Why AI agents are high-risk targets
| Factor | Risk |
|---|
| System-level access | Agents execute commands on host |
| Autonomous operation | Reduced human oversight |
| Trust assumptions | Users grant broad permissions |
| Rapid adoption | Security practices lag features |
AI agent attack surface
| Component | Risk |
|---|
| Control UI | This vulnerability (CSWSH) |
| Skill marketplace | Malicious skills (separate issue) |
| LLM integrations | Prompt injection |
| Tool execution | Command injection |
Recommendations
For OpenClaw users
| Priority | Action |
|---|
| Critical | Update to v2026.1.29 immediately |
| Critical | Rotate all credentials |
| High | Audit for signs of compromise |
| Ongoing | Monitor security advisories |
For AI agent deployers
| Priority | Action |
|---|
| High | Inventory all AI agent deployments |
| High | Review network exposure |
| High | Implement authentication beyond default |
| Ongoing | Track AI agent security research |
For security teams
| Priority | Action |
|---|
| High | Add AI agents to vulnerability management |
| High | Monitor for CSWSH patterns |
| Medium | Develop AI agent security policies |
| Ongoing | Threat model AI agent deployments |
Context
CVE-2026-25253 demonstrates that AI agent security requires the same rigor as traditional application security—and potentially more, given the system-level access these tools often require.
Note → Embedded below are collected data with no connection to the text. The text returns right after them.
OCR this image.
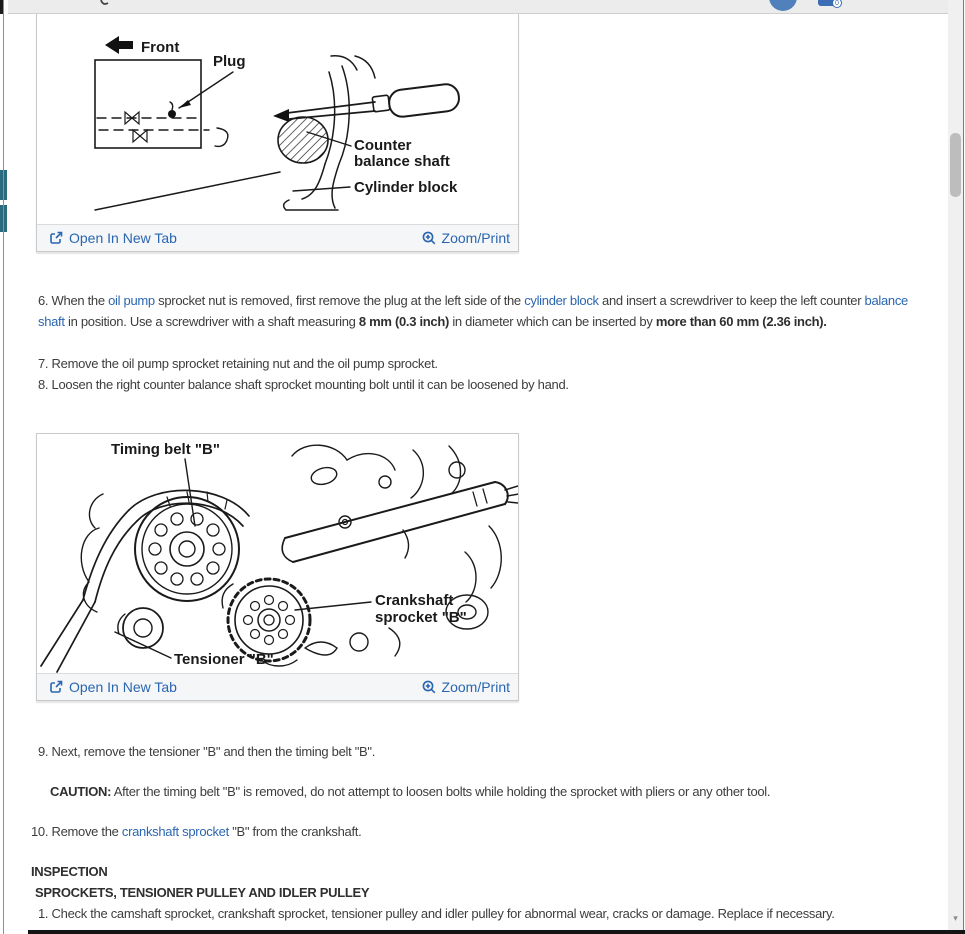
0
Front
Plug
Counter
balance shaft
Cylinder block
Open In New Tab	Zoom/Print
6. When the oil pump sprocket nut is removed, first remove the plug at the left side of the cylinder block and insert a screwdriver to keep the left counter balance shaft in position. Use a screwdriver with a shaft measuring 8 mm (0.3 inch) in diameter which can be inserted by more than 60 mm (2.36 inch).
7. Remove the oil pump sprocket retaining nut and the oil pump sprocket.
8. Loosen the right counter balance shaft sprocket mounting bolt until it can be loosened by hand.
Timing belt "B"
Crankshaft
sprocket "B"
Tensioner "B"
Open In New Tab	Zoom/Print
9. Next, remove the tensioner "B" and then the timing belt "B".
CAUTION: After the timing belt "B" is removed, do not attempt to loosen bolts while holding the sprocket with pliers or any other tool.
10. Remove the crankshaft sprocket "B" from the crankshaft.
INSPECTION
SPROCKETS, TENSIONER PULLEY AND IDLER PULLEY
1. Check the camshaft sprocket, crankshaft sprocket, tensioner pulley and idler pulley for abnormal wear, cracks or damage. Replace if necessary.	▾
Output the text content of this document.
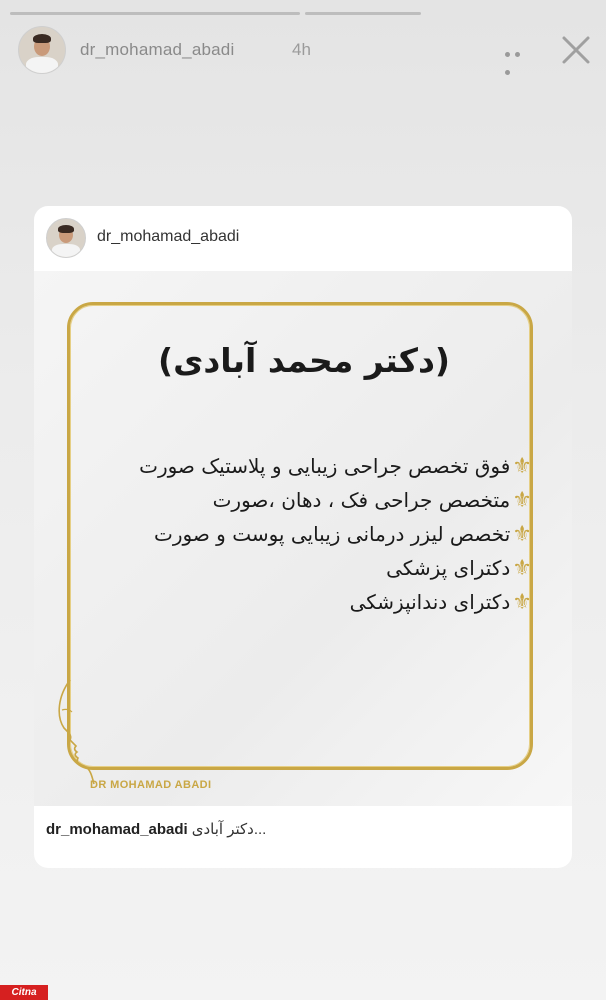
dr_mohamad_abadi	4h
dr_mohamad_abadi
(دکتر محمد آبادی)
⚜فوق تخصص جراحی زیبایی و پلاستیک صورت
⚜متخصص جراحی فک ، دهان ،صورت
⚜تخصص لیزر درمانی زیبایی پوست و صورت
⚜دکترای پزشکی
⚜دکترای دندانپزشکی
DR MOHAMAD ABADI
dr_mohamad_abadi دکتر آبادی...
Citna
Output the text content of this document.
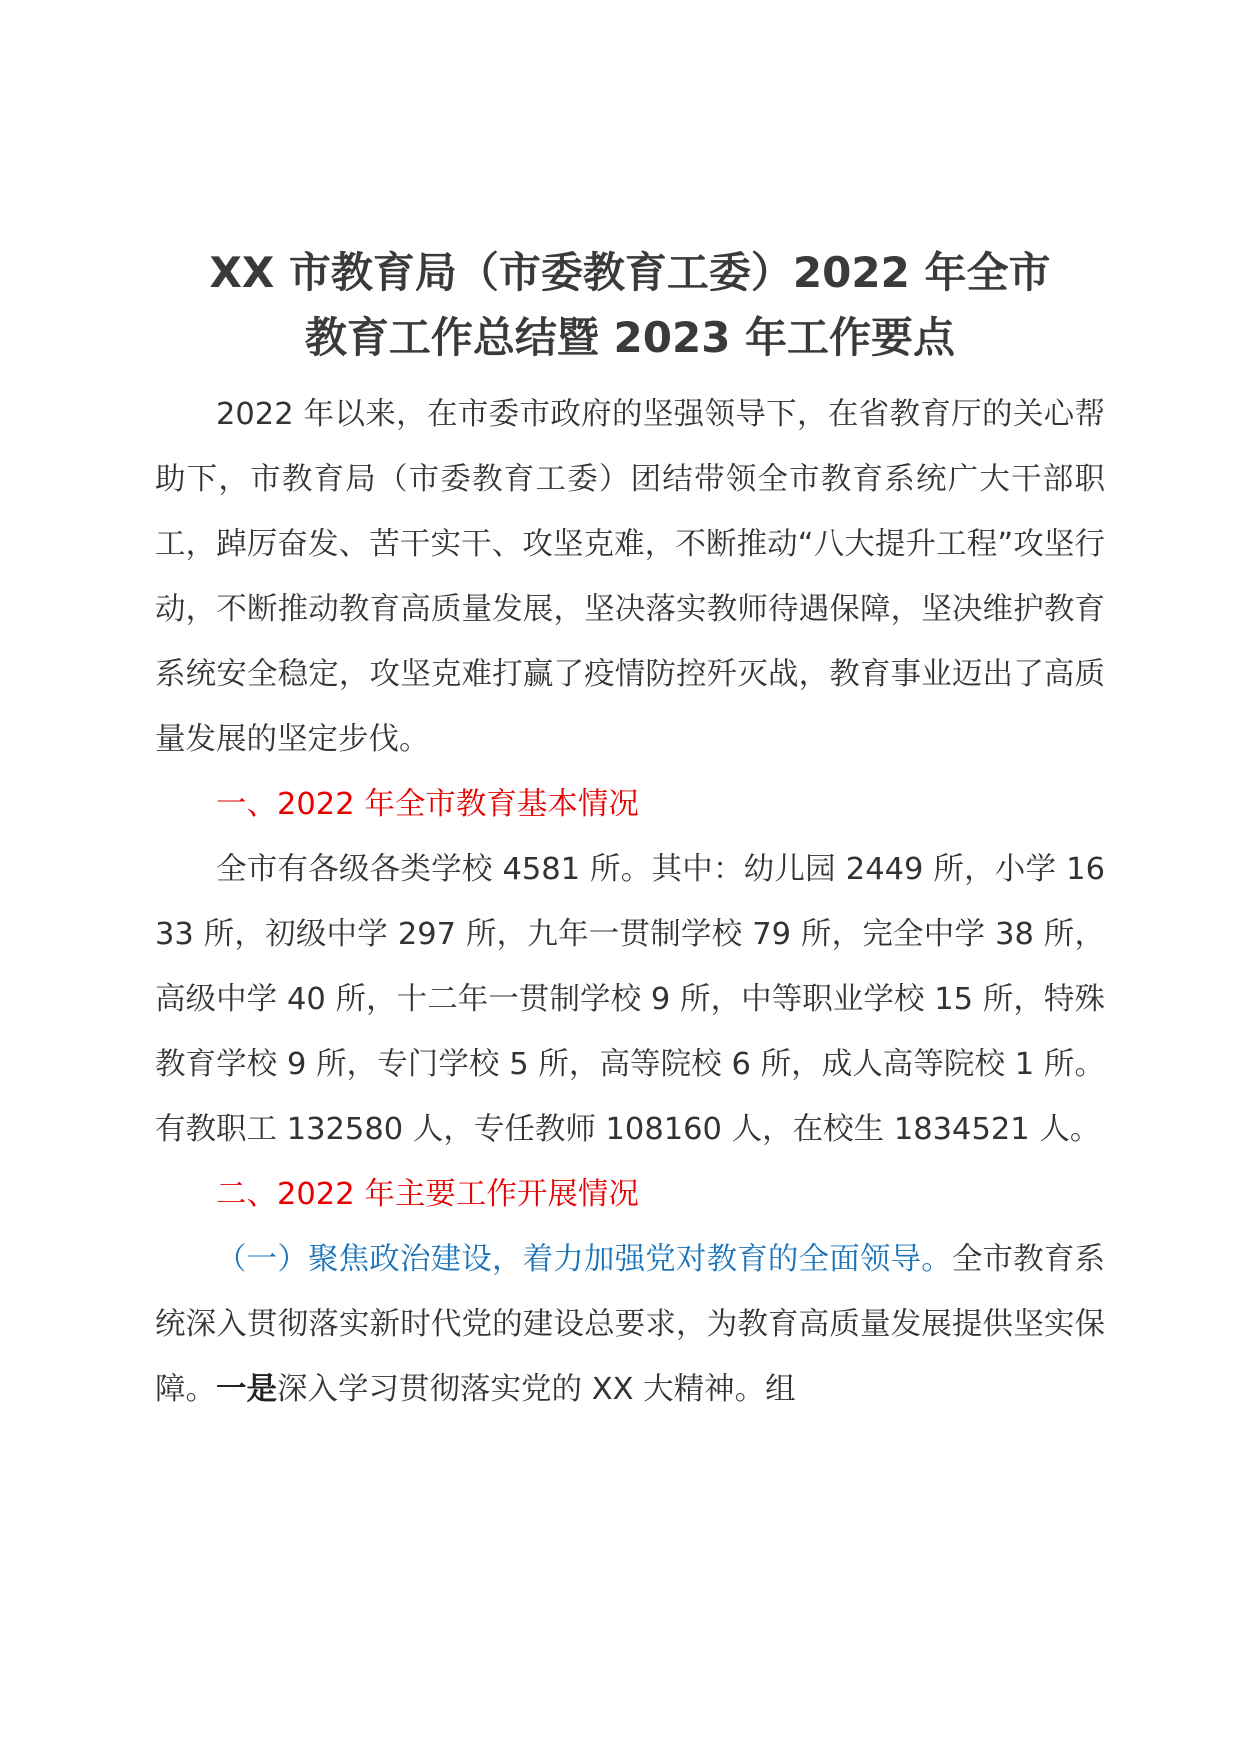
XX 市教育局（市委教育工委）2022 年全市
教育工作总结暨 2023 年工作要点

2022 年以来，在市委市政府的坚强领导下，在省教育厅的关心帮助下，市教育局（市委教育工委）团结带领全市教育系统广大干部职工，踔厉奋发、苦干实干、攻坚克难，不断推动“八大提升工程”攻坚行动，不断推动教育高质量发展，坚决落实教师待遇保障，坚决维护教育系统安全稳定，攻坚克难打赢了疫情防控歼灭战，教育事业迈出了高质量发展的坚定步伐。

一、2022 年全市教育基本情况

全市有各级各类学校 4581 所。其中：幼儿园 2449 所，小学 1633 所，初级中学 297 所，九年一贯制学校 79 所，完全中学 38 所，高级中学 40 所，十二年一贯制学校 9 所，中等职业学校 15 所，特殊教育学校 9 所，专门学校 5 所，高等院校 6 所，成人高等院校 1 所。有教职工 132580 人，专任教师 108160 人，在校生 1834521 人。

二、2022 年主要工作开展情况

（一）聚焦政治建设，着力加强党对教育的全面领导。全市教育系统深入贯彻落实新时代党的建设总要求，为教育高质量发展提供坚实保障。一是深入学习贯彻落实党的 XX 大精神。组
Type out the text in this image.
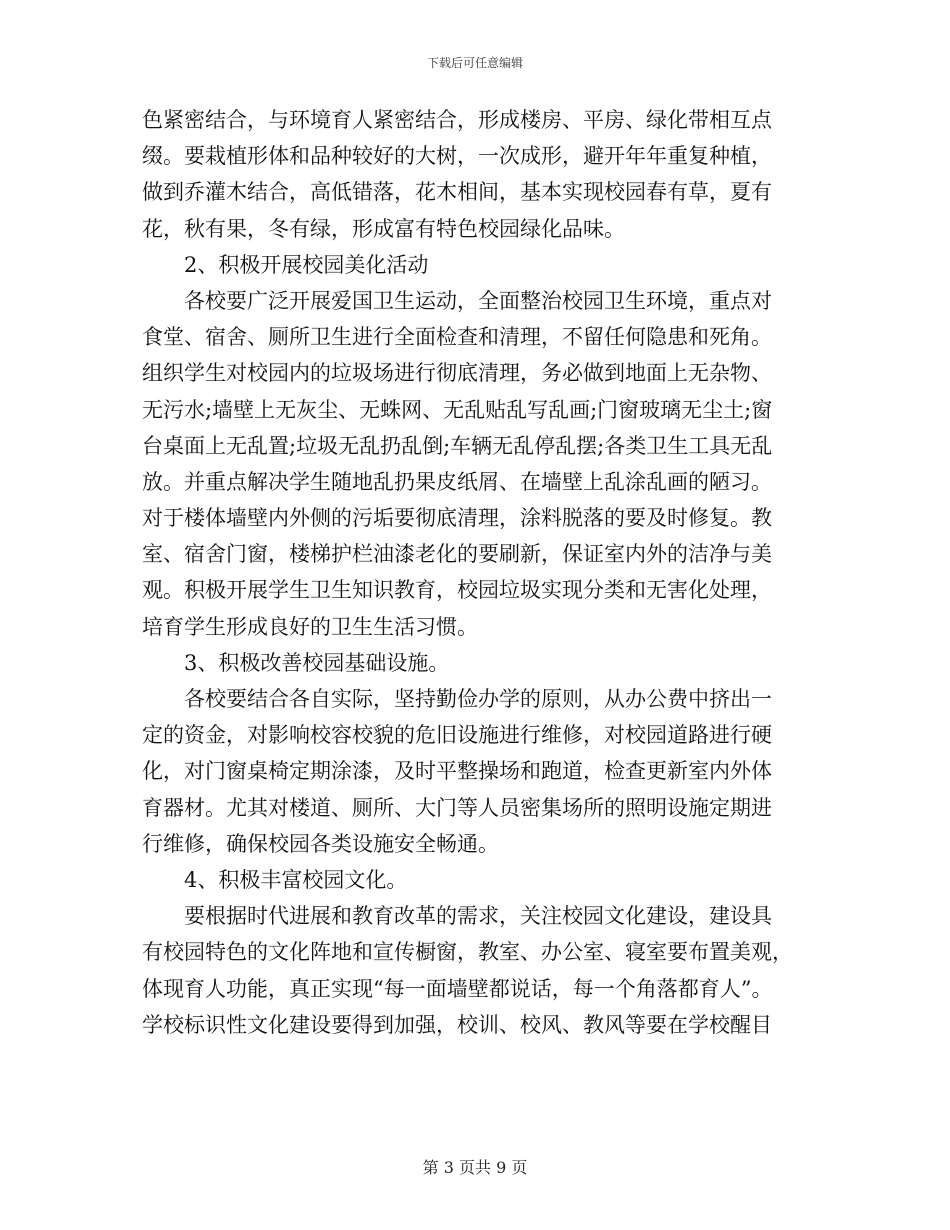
下载后可任意编辑
色紧密结合，与环境育人紧密结合，形成楼房、平房、绿化带相互点
缀。要栽植形体和品种较好的大树，一次成形，避开年年重复种植，
做到乔灌木结合，高低错落，花木相间，基本实现校园春有草，夏有
花，秋有果，冬有绿，形成富有特色校园绿化品味。
2、积极开展校园美化活动
各校要广泛开展爱国卫生运动，全面整治校园卫生环境，重点对
食堂、宿舍、厕所卫生进行全面检查和清理，不留任何隐患和死角。
组织学生对校园内的垃圾场进行彻底清理，务必做到地面上无杂物、
无污水;墙壁上无灰尘、无蛛网、无乱贴乱写乱画;门窗玻璃无尘土;窗
台桌面上无乱置;垃圾无乱扔乱倒;车辆无乱停乱摆;各类卫生工具无乱
放。并重点解决学生随地乱扔果皮纸屑、在墙壁上乱涂乱画的陋习。
对于楼体墙壁内外侧的污垢要彻底清理，涂料脱落的要及时修复。教
室、宿舍门窗，楼梯护栏油漆老化的要刷新，保证室内外的洁净与美
观。积极开展学生卫生知识教育，校园垃圾实现分类和无害化处理，
培育学生形成良好的卫生生活习惯。
3、积极改善校园基础设施。
各校要结合各自实际，坚持勤俭办学的原则，从办公费中挤出一
定的资金，对影响校容校貌的危旧设施进行维修，对校园道路进行硬
化，对门窗桌椅定期涂漆，及时平整操场和跑道，检查更新室内外体
育器材。尤其对楼道、厕所、大门等人员密集场所的照明设施定期进
行维修，确保校园各类设施安全畅通。
4、积极丰富校园文化。
要根据时代进展和教育改革的需求，关注校园文化建设，建设具
有校园特色的文化阵地和宣传橱窗，教室、办公室、寝室要布置美观，
体现育人功能，真正实现“每一面墙壁都说话，每一个角落都育人”。
学校标识性文化建设要得到加强，校训、校风、教风等要在学校醒目
第 3 页共 9 页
The trivial exploitation requirements (single click), the bypass of localhost restrictions, and the availability of 21,000+ exposed instances make this an emergency patch situation. As autonomous AI assistants gain system-level access, vulnerabilities enabling unauthorized control become critical-severity issues regardless of CVSS scores.
Users running OpenClaw should treat this as an emergency patch, particularly given that the attack works even against “secure” localhost-only deployments.